Apparently, it means something, because Owens already has had a tailor produce the primary piece of clothing that goes with getting into the Hall of Fame.
“I can get a gold jacket made, which I have already done, that means much more to me than something that they can give me because, again, the system is flawed,” Owens said.
During the interview, Francesa pointed out that three of T.O.’s coaches — Andy Reid of the Eagles, Bill Parcells of the Cowboys, and Steve Mariucci of the 49ers — said Owens belongs in the Hall of Fame. Owens embraced Reid’s comments, took issue with Parcells’ contention that Owens wasn’t always reliable, and claimed that Mariucci has “gone behind my back and talked to these reporters” about keeping Owens out.

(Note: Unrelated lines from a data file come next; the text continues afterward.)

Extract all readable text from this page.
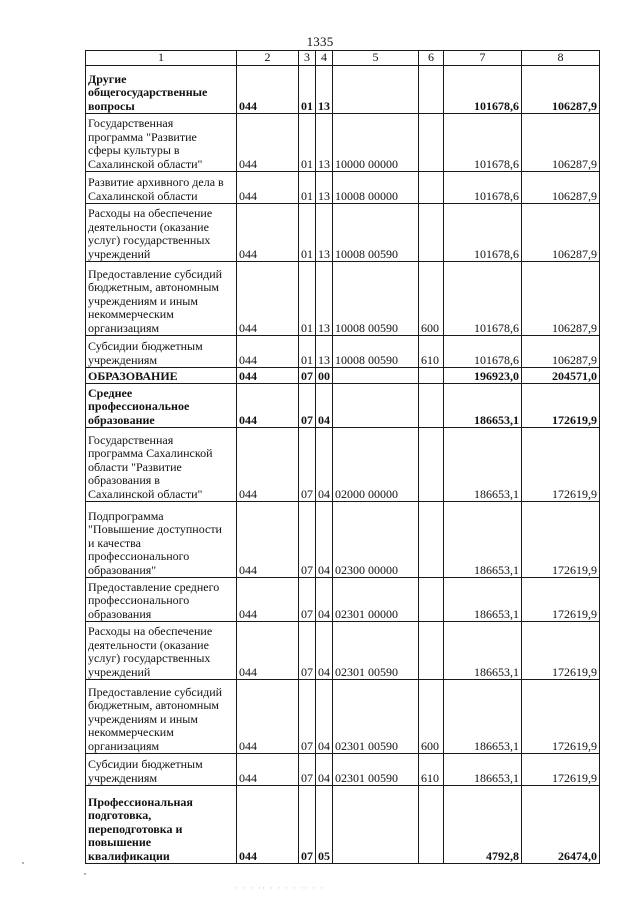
1335
1	2	3	4	5	6	7	8
Другие
общегосударственные
вопросы	044	01	13			101678,6	106287,9
Государственная
программа "Развитие
сферы культуры в
Сахалинской области"	044	01	13	10000 00000		101678,6	106287,9
Развитие архивного дела в
Сахалинской области	044	01	13	10008 00000		101678,6	106287,9
Расходы на обеспечение
деятельности (оказание
услуг) государственных
учреждений	044	01	13	10008 00590		101678,6	106287,9
Предоставление субсидий
бюджетным, автономным
учреждениям и иным
некоммерческим
организациям	044	01	13	10008 00590	600	101678,6	106287,9
Субсидии бюджетным
учреждениям	044	01	13	10008 00590	610	101678,6	106287,9
ОБРАЗОВАНИЕ	044	07	00			196923,0	204571,0
Среднее
профессиональное
образование	044	07	04			186653,1	172619,9
Государственная
программа Сахалинской
области "Развитие
образования в
Сахалинской области"	044	07	04	02000 00000		186653,1	172619,9
Подпрограмма
"Повышение доступности
и качества
профессионального
образования"	044	07	04	02300 00000		186653,1	172619,9
Предоставление среднего
профессионального
образования	044	07	04	02301 00000		186653,1	172619,9
Расходы на обеспечение
деятельности (оказание
услуг) государственных
учреждений	044	07	04	02301 00590		186653,1	172619,9
Предоставление субсидий
бюджетным, автономным
учреждениям и иным
некоммерческим
организациям	044	07	04	02301 00590	600	186653,1	172619,9
Субсидии бюджетным
учреждениям	044	07	04	02301 00590	610	186653,1	172619,9
Профессиональная
подготовка,
переподготовка и
повышение
квалификации	044	07	05			4792,8	26474,0
· · · ·· · · · · ·· · ·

Owens said he’s irked not because he didn’t make it, but because his character has been impugned in order to justify excluding him.
“From Day One when I stepped into the National Football League, trust me, I know how to be respectful,” Owens said. “I’m not insubordinate. Am I a guy that basically had disagreements and arguments with coaches or players or what have you? What players haven’t? I’m not the first one, and I’m probably not gonna be the last one.”
Owens is right, and the heart of the problem remains that the selection process now supplements undeniable on-field performance with potentially vague and incomplete information regarding events happening from the sideline to the parking lot. Plenty of other guys have gotten in without those issues being fully considered; moving forward, the selection committee will now be expected to apply that same standard to other players with rumored or actual misconduct on the practice field and/or in the locker room.